En outre, la seconde étude, qui utilise un algorithme de regroupement PAM (partition around medoids), évalue l'impact de la baisse de l'ingéré des truies en lactation et indique qu'un faible ingéré pendant tout ou partie de la lactation et en particulier au cours de la première semaine est fréquemment associé à un taux de mise bas plus faible au cours du cycle suivant, à une mortalité pré-sevrage plus élevée et à un intervalle sevrage-insémination plus long. Ceci est cohérent avec la description de certains auteurs selon laquelle la sous-alimentation peut affecter la croissance et la maturation des follicules, en particulier dans la phase pré-ovulatoire et de différenciation (Koketsu, 1996).
Certains systèmes d'alimentation en maternité permettent de contrôler l'ingéré en temps réel et de réagir rapidement et efficacement à de telles déviations (figure 3).
Figure 3 : Consommation journalière et sa distribution.
Les couleurs bleues indiquent le pourcentage ingéré par rapport au pourcentage attendu dans chacune des 6 fenêtres d'alimentation de la journée.
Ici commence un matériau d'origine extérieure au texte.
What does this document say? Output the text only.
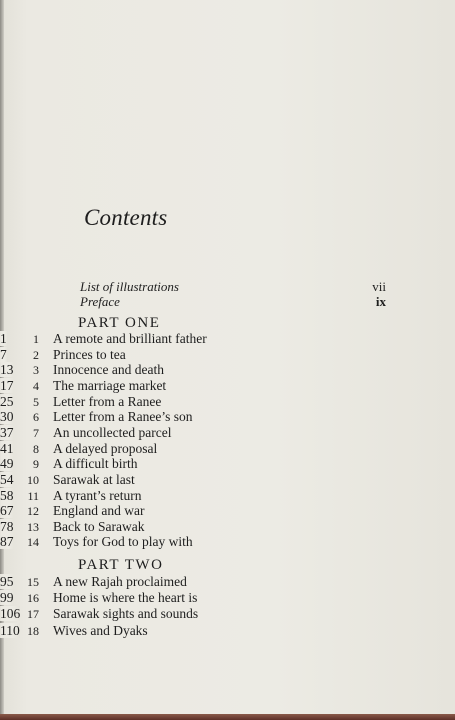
Contents
List of illustrations	vii
Preface	ix
PART ONE
1 A remote and brilliant father
1
2 Princes to tea
7
3 Innocence and death
13
4 The marriage market
17
5 Letter from a Ranee
25
6 Letter from a Ranee’s son
30
7 An uncollected parcel
37
8 A delayed proposal
41
9 A difficult birth
49
10 Sarawak at last
54
11 A tyrant’s return
58
12 England and war
67
13 Back to Sarawak
78
14 Toys for God to play with
87
PART TWO
15 A new Rajah proclaimed
95
16 Home is where the heart is
99
17 Sarawak sights and sounds
106
18 Wives and Dyaks
110
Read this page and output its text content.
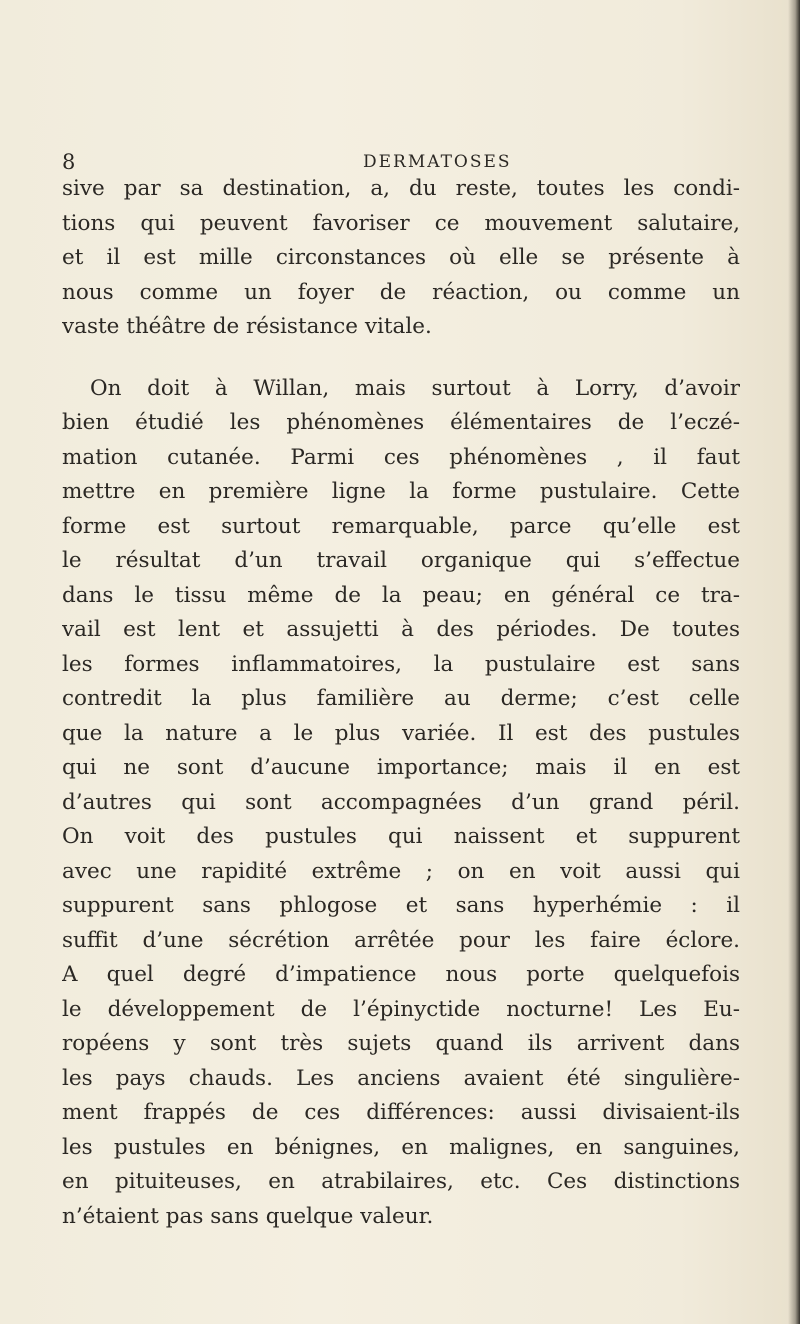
8	DERMATOSES
sive par sa destination, a, du reste, toutes les condi-
tions qui peuvent favoriser ce mouvement salutaire,
et il est mille circonstances où elle se présente à
nous comme un foyer de réaction, ou comme un
vaste théâtre de résistance vitale.
On doit à Willan, mais surtout à Lorry, d’avoir
bien étudié les phénomènes élémentaires de l’eczé-
mation cutanée. Parmi ces phénomènes , il faut
mettre en première ligne la forme pustulaire. Cette
forme est surtout remarquable, parce qu’elle est
le résultat d’un travail organique qui s’effectue
dans le tissu même de la peau; en général ce tra-
vail est lent et assujetti à des périodes. De toutes
les formes inflammatoires, la pustulaire est sans
contredit la plus familière au derme; c’est celle
que la nature a le plus variée. Il est des pustules
qui ne sont d’aucune importance; mais il en est
d’autres qui sont accompagnées d’un grand péril.
On voit des pustules qui naissent et suppurent
avec une rapidité extrême ; on en voit aussi qui
suppurent sans phlogose et sans hyperhémie : il
suffit d’une sécrétion arrêtée pour les faire éclore.
A quel degré d’impatience nous porte quelquefois
le développement de l’épinyctide nocturne! Les Eu-
ropéens y sont très sujets quand ils arrivent dans
les pays chauds. Les anciens avaient été singulière-
ment frappés de ces différences: aussi divisaient-ils
les pustules en bénignes, en malignes, en sanguines,
en pituiteuses, en atrabilaires, etc. Ces distinctions
n’étaient pas sans quelque valeur.
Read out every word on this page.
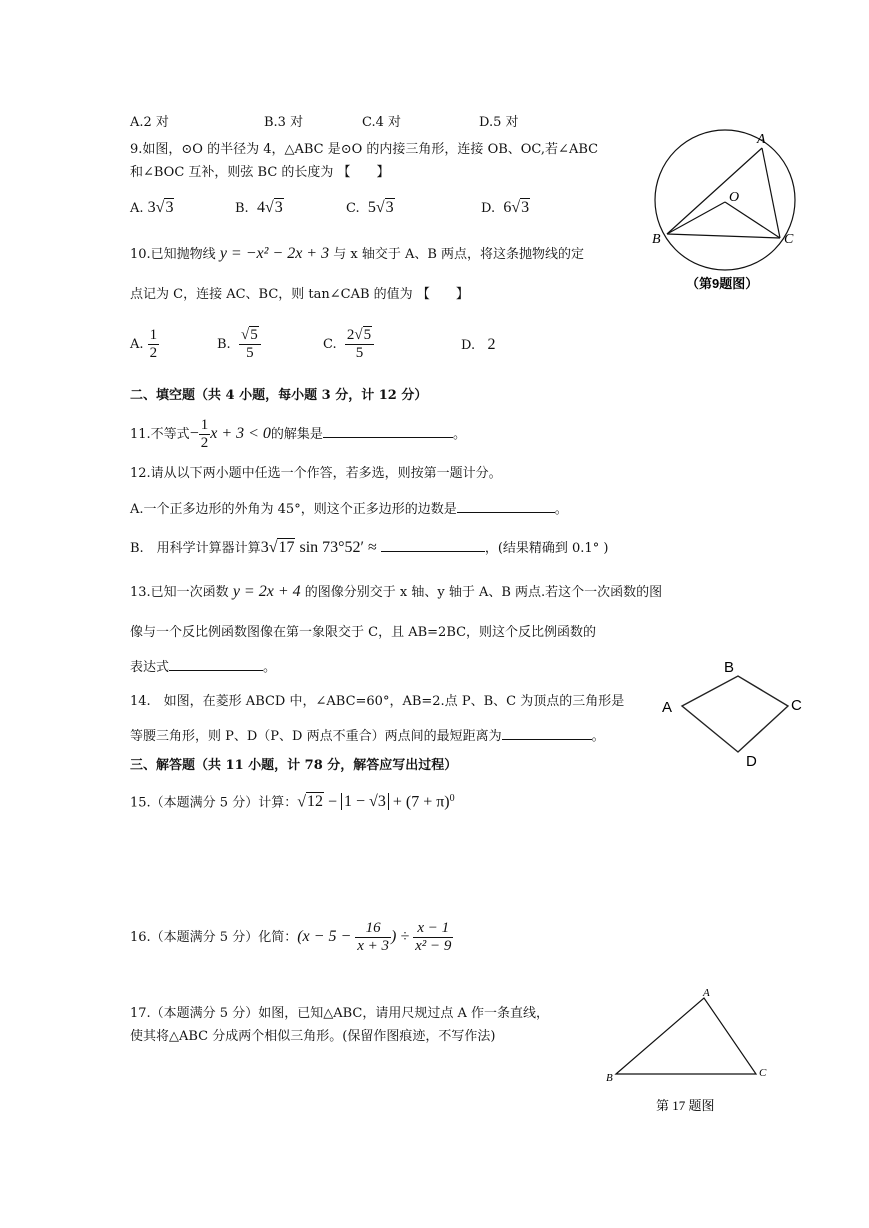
A.2 对	B.3 对	C.4 对	D.5 对
9.如图，⊙O 的半径为 4，△ABC 是⊙O 的内接三角形，连接 OB、OC,若∠ABC
和∠BOC 互补，则弦 BC 的长度为 【　　】
A. 3√3	B. 4√3	C. 5√3	D. 6√3
A
B	C
O
（第9题图）
10.已知抛物线 y = −x² − 2x + 3 与 x 轴交于 A、B 两点，将这条抛物线的定
点记为 C，连接 AC、BC，则 tan∠CAB 的值为 【　　】
A. $\frac{1}{2}$	B. $\frac{√5}{5}$	C. $\frac{2√5}{5}$	D. 2
二、填空题（共 4 小题，每小题 3 分，计 12 分）
11.不等式− $\frac{1}{2}$ x + 3 < 0的解集是	。
12.请从以下两小题中任选一个作答，若多选，则按第一题计分。
A.一个正多边形的外角为 45°，则这个正多边形的边数是	。
B.　用科学计算器计算3√17 sin 73°52′ ≈	，(结果精确到 0.1° )
13.已知一次函数 y = 2x + 4 的图像分别交于 x 轴、y 轴于 A、B 两点.若这个一次函数的图
像与一个反比例函数图像在第一象限交于 C，且 AB=2BC，则这个反比例函数的
表达式	。
14.　如图，在菱形 ABCD 中，∠ABC=60°，AB=2.点 P、B、C 为顶点的三角形是
等腰三角形，则 P、D（P、D 两点不重合）两点间的最短距离为	。
A
B
C
D
三、解答题（共 11 小题，计 78 分，解答应写出过程）
15.（本题满分 5 分）计算：$√12 - 1 - √3 + (7 + \pi)^0$
16.（本题满分 5 分）化简：($x - 5 - \frac{16}{x + 3}$ ) ÷ $\frac{x - 1}{\text{x² − 9}}$
17.（本题满分 5 分）如图，已知△ABC，请用尺规过点 A 作一条直线，
使其将△ABC 分成两个相似三角形。(保留作图痕迹，不写作法)
A
B	C
第 17 题图
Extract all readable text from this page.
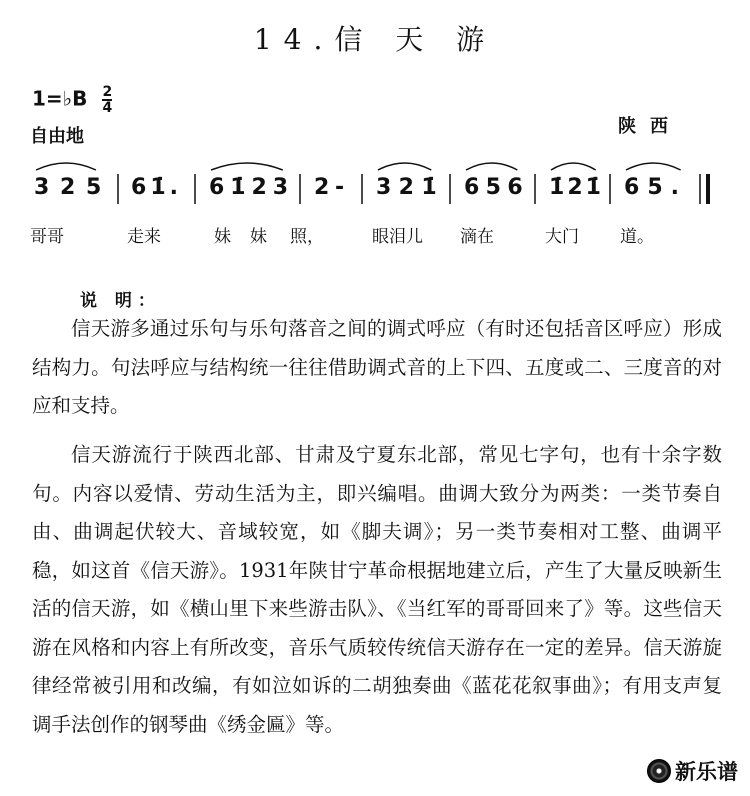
14.信 天 游
1=♭B $\frac{2}{4}$
自由地	陕西
3 2 5 6 1̇ . 6 1̇ 2 3 2 - 3 2 1̇ 6 5 6 1̇ 2 1̇ 6 5 .
哥哥	走来	妹 妹 照，	眼泪儿 滴在	大门 道。
说 明：

信天游多通过乐句与乐句落音之间的调式呼应（有时还包括音区呼应）形成结构力。句法呼应与结构统一往往借助调式音的上下四、五度或二、三度音的对应和支持。

信天游流行于陕西北部、甘肃及宁夏东北部，常见七字句，也有十余字数句。内容以爱情、劳动生活为主，即兴编唱。曲调大致分为两类：一类节奏自由、曲调起伏较大、音域较宽，如《脚夫调》；另一类节奏相对工整、曲调平稳，如这首《信天游》。1931年陕甘宁革命根据地建立后，产生了大量反映新生活的信天游，如《横山里下来些游击队》、《当红军的哥哥回来了》等。这些信天游在风格和内容上有所改变，音乐气质较传统信天游存在一定的差异。信天游旋律经常被引用和改编，有如泣如诉的二胡独奏曲《蓝花花叙事曲》；有用支声复调手法创作的钢琴曲《绣金匾》等。

新乐谱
La colonne de droite indique la moyenne de la journée
> 100 % | 100-75 % | 75-50 % | 50-25 % | 25-0 % |
Les systèmes modernes fournissent des informations sur la qualité dans la salle de mise bas elle-même, en signalant les écarts en temps réel. L'image 1 montre un exemple d'écran avec la stalle 1302 occupée par la truie 663, avec une courbe de multipare en hiver avec 28 jours de lactation qui, lors de la deuxième prise alimentaire de la journée à 9 h 53 min, a déjà mangé 4,064 kg, ce qui représente 119,95 % de la consommation prévue jusqu'à ce moment-là.

Image 1. Écran d'un système moderne de surveillance de la lactation fournissant des informations de haute qualité au personnel de la salle de mise bas.

D'une manière générale, l'article souligne l'importance d'identifier et de gérer les facteurs de risque affectant la consommation d'aliments pendant la lactation et de réagir rapidement à toute déviation de celle-ci afin d'améliorer les performances reproductives des truies pendant ce cycle et au-delà.